El votante de extrema derecha de hoy no es un fanático del aguilucho y el Cara al Sol, sino 3,6 millones de personas desinformadas, desganadas y enormemente irresponsables que decidieron quedarse del lado de los privilegios cuando vino alguien a contarles que, desde cierta bizarra construcción discursiva, había una supuesta forma de que pudieran seguir considerándose ganador@s teniendo empleos precarios, salarios de miseria, incapacidad de proyectar trayectorias vitales coherentes y, sobre todo, la más absoluta carencia de certezas identitarias en las que refugiarse de un panorama existencial cada vez peor.
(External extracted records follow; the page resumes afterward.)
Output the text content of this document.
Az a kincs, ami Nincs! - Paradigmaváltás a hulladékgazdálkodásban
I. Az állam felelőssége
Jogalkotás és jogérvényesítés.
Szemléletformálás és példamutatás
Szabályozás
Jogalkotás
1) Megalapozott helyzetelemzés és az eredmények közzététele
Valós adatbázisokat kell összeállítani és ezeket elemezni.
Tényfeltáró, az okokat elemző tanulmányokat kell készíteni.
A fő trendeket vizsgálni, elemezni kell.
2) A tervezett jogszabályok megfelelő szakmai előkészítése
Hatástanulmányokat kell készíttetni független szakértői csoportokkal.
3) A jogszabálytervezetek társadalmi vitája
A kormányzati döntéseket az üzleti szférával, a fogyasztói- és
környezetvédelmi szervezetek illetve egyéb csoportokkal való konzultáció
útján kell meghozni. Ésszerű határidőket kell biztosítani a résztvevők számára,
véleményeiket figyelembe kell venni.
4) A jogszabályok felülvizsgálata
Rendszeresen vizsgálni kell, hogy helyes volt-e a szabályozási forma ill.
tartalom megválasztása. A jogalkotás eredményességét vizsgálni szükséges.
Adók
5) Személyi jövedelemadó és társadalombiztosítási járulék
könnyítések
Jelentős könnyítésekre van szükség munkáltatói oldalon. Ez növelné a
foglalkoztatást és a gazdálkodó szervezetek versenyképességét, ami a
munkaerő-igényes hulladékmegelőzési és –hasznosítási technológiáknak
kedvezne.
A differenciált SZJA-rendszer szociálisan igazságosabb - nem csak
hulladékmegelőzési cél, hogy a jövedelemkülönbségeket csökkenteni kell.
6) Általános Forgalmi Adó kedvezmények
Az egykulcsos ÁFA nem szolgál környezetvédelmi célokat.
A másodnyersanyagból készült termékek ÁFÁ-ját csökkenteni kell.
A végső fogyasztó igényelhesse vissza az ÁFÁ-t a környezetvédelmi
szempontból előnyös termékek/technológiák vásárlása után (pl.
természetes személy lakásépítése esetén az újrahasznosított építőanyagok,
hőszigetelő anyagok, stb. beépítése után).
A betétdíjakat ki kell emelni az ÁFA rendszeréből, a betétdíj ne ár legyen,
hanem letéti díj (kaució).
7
Aunque el chivo expiatorio para salvarse de este escenario – y en eso sí se parece el asunto al fascismo del SXX-,terminasen siendo, de nuevo, l@s más vulnerables de la comunidad.

Yo no quiero tener que volver a mirar al país que me recibió cálido, a mis seis años, con la vergüenza que he sentido anoche tras el escrutinio electoral. 

Yo quiero la España integradora, la España crítica, capaz y pionera en la que he podido crecer y aprender lo que significa desarrollarse como un sujeto socialmente legítimo, identitariamente válido, aún con todos los obstáculos y dificultades que aún han de ser derribados.

No es tarde aún para que nuestro país se reafirme en el proyecto valiosísimo que todavía es. No es tarde para hacer acopio de coraje en el momento en el que es imperativo hacerlo, demostrándole a los matones del patio que aquí sigue sin haber lugar para ellos.